Abstract:Bypass sockets allow researchers to perform tests of prosthetic systems from the prosthetic user's perspective. We designed a modular upper-limb bypass socket with 3D-printed components that can be easily modified for use with a variety of terminal devices. Our bypass socket preserves access to forearm musculature and the hand, which are necessary for surface electromyography and to provide substituted sensory feedback. Our bypass socket allows a sufficient range of motion to complete tasks in the frontal working area, as measured on non-amputee participants. We examined the performance of non-amputee participants using the bypass socket on the original and modified Box and Block Tests. Participants moved 11.3 +/- 2.7 and 11.7 +/- 2.4 blocks in the original and modified Box and Block Tests (mean +/- SD), respectively, within the range of reported scores using amputee participants.
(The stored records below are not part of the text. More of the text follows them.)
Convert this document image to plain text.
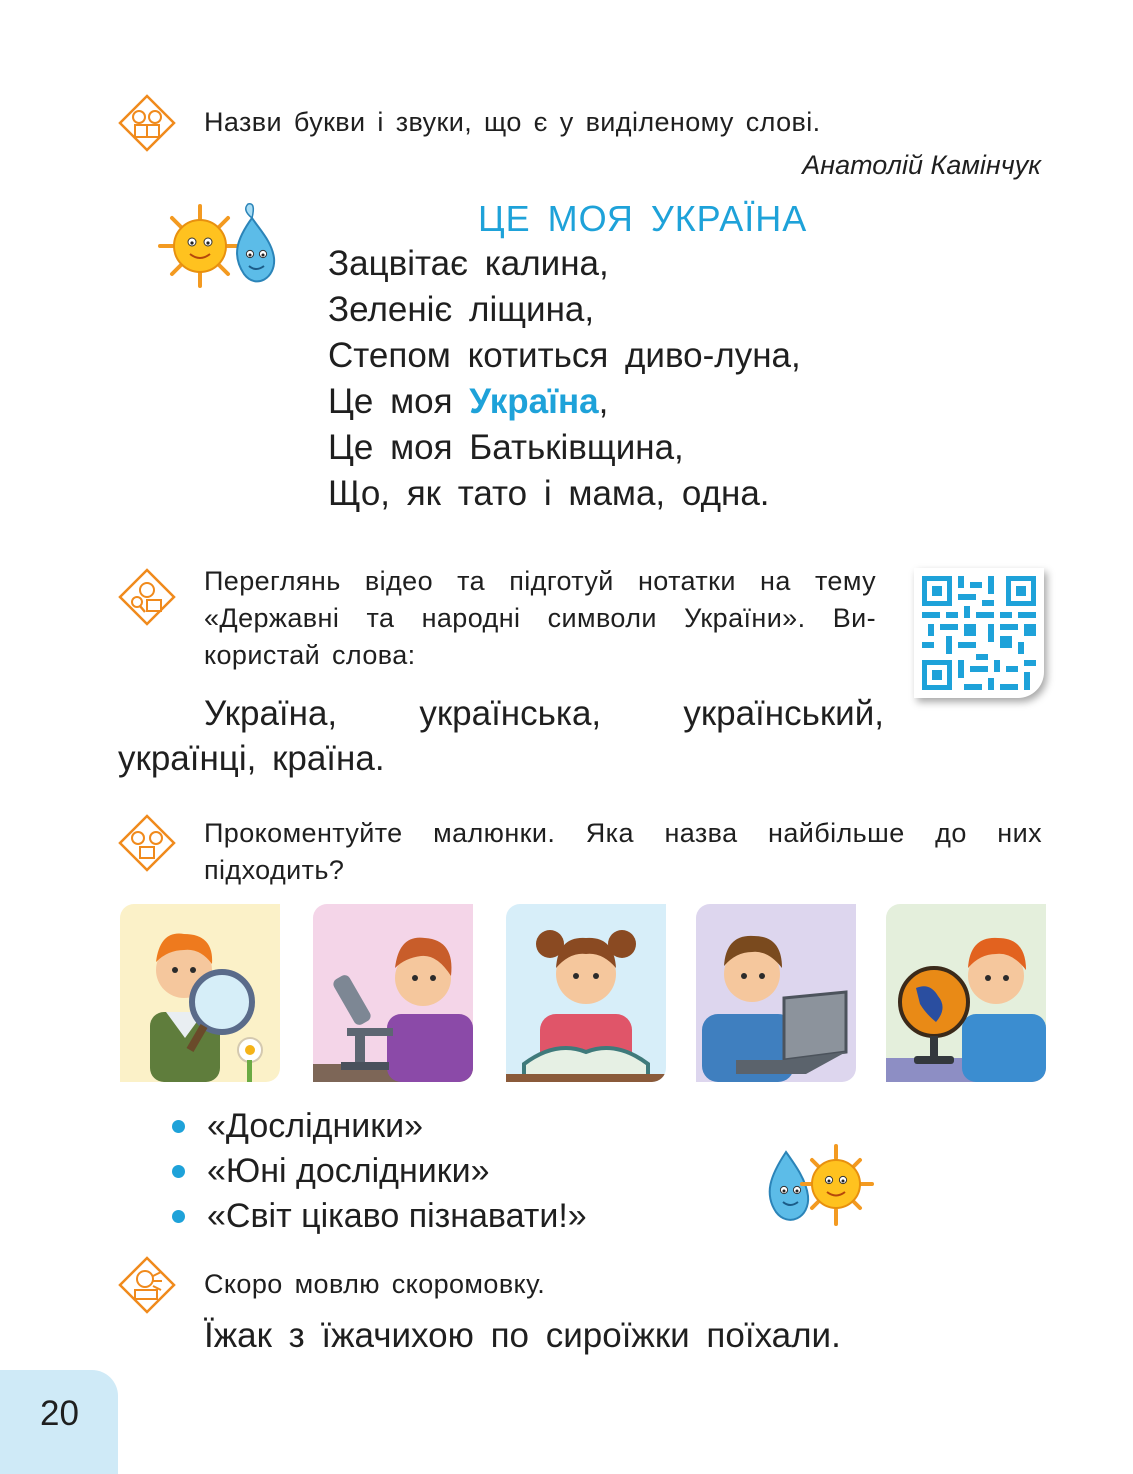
Назви букви і звуки, що є у виділеному слові.
Анатолій Камінчук
ЦЕ МОЯ УКРАЇНА
Зацвітає калина,
Зеленіє ліщина,
Степом котиться диво-луна,
Це моя Україна,
Це моя Батьківщина,
Що, як тато і мама, одна.
Переглянь відео та підготуй нотатки на тему
«Державні та народні символи України». Ви-
користай слова:
Україна, українська, український,
українці, країна.
Прокоментуйте малюнки. Яка назва найбільше до них
підходить?
«Дослідники»
«Юні дослідники»
«Світ цікаво пізнавати!»
Скоро мовлю скоромовку.
Їжак з їжачихою по сироїжки поїхали.
20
Range-of-motion for users wearing the bypass socket meets or exceeds most reported range-of-motion requirements for activities of daily living. The bypass socket was originally designed with a freely rotating wrist; we found that adding elastic resistance to user wrist rotation while wearing the bypass socket had no significant effect on motor decode performance. We have open-sourced the design files and an assembly manual for the bypass socket. We anticipate that the bypass socket will be a useful tool to evaluate and develop sensorized myoelectric prosthesis technology.